„Ich sah meine Eltern erbleichen, zu Tode erschrecken“

Vor 80 Jahren fand die erste Massendeportation deutscher Juden nach Gurs statt • von Alexander Lang

Eine kommunale Arbeitsgemeinschaft aus dem Südwesten kümmert sich um den Deportiertenfriedhof in Gurs mit ­seinen mehr als 1000 Gräbern. Foto: Bezirksverband Pfalz

Margot Wicki-Schwarzschild überlebte als Kind mit ihrer Schwester und Mutter die Deportation nach Gurs, ihr Vater wurde in Auschwitz ermordet. Foto: Margot Wicki-Schwarzschild

Ein alter jüdischer Mann wird in Ludwigshafen am 22. Oktober 1940 von Polizisten zum Abtransport nach Gurs gebracht. Foto: Stadtarchiv Ludwigshafen

Margot Wicki-Schwarzschild bekommt bis heute die Bilder nicht aus dem Kopf. „Stiefelgetrampel und lautes Klopfen an der Wohnungstür, ich sah meine Eltern erbleichen, zu Tode erschrecken.“ Die 88-jährige gebürtige Kaiserslautererin, die heute in der Schweiz lebt, erinnert sich noch genau, was in den frühen Morgenstunden des 22. Oktober 1940 geschah. „In der Tür standen Gestapo-Leute in Zivil.“ Eine Stunde Zeit hatte die Familie zum Packen. Dann wurde sie mit vielen anderen verängstigten jüdischen Mitbürgerinnen und Mitbürgern auf den Güterbahnhof der westpfälzischen Stadt getrieben. Von dort ging der Zug ab in Richtung Westen.

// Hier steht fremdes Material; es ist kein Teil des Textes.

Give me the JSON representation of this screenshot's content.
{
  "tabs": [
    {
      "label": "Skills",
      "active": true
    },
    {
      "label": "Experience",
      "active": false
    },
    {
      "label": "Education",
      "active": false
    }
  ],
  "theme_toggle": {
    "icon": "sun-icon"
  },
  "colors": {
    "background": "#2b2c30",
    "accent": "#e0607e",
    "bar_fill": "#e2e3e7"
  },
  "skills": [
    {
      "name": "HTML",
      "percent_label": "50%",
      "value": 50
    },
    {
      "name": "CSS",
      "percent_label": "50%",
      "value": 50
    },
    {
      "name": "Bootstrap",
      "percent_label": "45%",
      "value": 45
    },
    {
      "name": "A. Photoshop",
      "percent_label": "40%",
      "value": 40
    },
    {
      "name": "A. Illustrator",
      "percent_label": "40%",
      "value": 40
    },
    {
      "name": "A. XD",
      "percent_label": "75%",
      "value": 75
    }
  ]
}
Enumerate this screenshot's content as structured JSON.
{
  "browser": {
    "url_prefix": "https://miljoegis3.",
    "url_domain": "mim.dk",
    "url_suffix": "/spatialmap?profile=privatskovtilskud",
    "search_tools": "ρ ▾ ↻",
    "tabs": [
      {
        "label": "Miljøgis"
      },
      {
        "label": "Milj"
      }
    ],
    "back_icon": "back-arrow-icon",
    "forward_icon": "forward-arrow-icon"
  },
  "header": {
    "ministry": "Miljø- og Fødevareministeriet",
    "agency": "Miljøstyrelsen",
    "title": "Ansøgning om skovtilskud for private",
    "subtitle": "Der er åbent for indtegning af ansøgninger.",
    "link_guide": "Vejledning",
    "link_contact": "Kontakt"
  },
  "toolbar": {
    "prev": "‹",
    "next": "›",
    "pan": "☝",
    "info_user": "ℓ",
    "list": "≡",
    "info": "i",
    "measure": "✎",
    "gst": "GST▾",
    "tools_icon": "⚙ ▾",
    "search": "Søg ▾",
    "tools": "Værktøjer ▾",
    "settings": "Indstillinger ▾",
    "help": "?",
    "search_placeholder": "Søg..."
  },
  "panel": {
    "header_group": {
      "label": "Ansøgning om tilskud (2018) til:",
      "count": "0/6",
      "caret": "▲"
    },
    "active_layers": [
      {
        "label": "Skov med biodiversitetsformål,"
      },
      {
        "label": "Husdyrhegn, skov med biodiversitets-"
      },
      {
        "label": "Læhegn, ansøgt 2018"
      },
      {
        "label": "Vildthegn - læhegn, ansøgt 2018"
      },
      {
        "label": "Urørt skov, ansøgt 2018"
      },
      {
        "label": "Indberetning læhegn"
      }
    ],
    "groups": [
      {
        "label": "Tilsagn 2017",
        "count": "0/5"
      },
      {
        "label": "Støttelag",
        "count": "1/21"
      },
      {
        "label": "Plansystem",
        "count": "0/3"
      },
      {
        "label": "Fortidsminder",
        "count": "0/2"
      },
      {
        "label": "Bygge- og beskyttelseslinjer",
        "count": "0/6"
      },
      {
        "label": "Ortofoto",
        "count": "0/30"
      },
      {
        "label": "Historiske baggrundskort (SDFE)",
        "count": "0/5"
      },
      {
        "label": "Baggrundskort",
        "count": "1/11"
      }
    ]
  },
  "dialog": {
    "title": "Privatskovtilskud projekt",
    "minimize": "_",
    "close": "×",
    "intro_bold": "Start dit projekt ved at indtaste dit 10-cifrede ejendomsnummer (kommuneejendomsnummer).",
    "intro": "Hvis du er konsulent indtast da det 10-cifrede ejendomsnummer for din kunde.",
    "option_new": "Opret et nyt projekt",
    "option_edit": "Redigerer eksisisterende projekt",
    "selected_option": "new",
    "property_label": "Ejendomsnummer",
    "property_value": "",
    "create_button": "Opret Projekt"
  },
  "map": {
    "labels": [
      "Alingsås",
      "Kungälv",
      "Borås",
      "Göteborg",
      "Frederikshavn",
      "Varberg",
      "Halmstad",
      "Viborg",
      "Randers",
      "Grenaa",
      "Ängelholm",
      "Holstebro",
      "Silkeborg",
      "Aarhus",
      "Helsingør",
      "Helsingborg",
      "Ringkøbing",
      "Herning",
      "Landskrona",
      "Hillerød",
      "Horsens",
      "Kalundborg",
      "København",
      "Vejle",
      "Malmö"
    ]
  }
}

80 Jahre ist es nun her, dass Margot Wicki-Schwarzschild als kleines Mädchen gemeinsam mit ihren Eltern, der Großmutter und ihrer Schwester von den Nationalsozialisten in das südfranzösische Internierungslager Gurs deportiert wurde – zusammen mit mehr als 6500 anderen Juden aus der Pfalz, Baden und dem Gebiet des heutigen Saarlands. Die von den NS-Gauleitern für die Saarpfalz und Baden, Joseph Bürckel und Robert Wagner, akribisch geplante Aktion war die erste Massendeportation von Juden aus dem Deutschen Reich überhaupt. Die beiden glühenden Nationalsozialisten seien vom Ehrgeiz beseelt gewesen, der Reichsführung in Berlin ihre Gaue als erste „judenfrei“ zu melden, sagt der Kaiserslauterer Historiker und pfälzische Landessynodale Roland Paul. Ideengeber der sogenannten Wagner-Bürckel-Aktion war ganz offenbar der pfälzische NSDAP-Gauleiter Bürckel, ergänzt Walter Rummel, der Leiter des Landesarchivs Speyer. Schon seit der Machtübernahme der Nationalsozialisten 1933 war die jüdische Bevölkerung im ganzen Reich gezielt verfolgt und gedemütigt worden, ihre wirtschaftliche Existenz wurde vernichtet. Viele flohen vor den Nationalsozialisten in andere europäische Länder oder emigrierten nach Übersee, vor allem nach Amerika.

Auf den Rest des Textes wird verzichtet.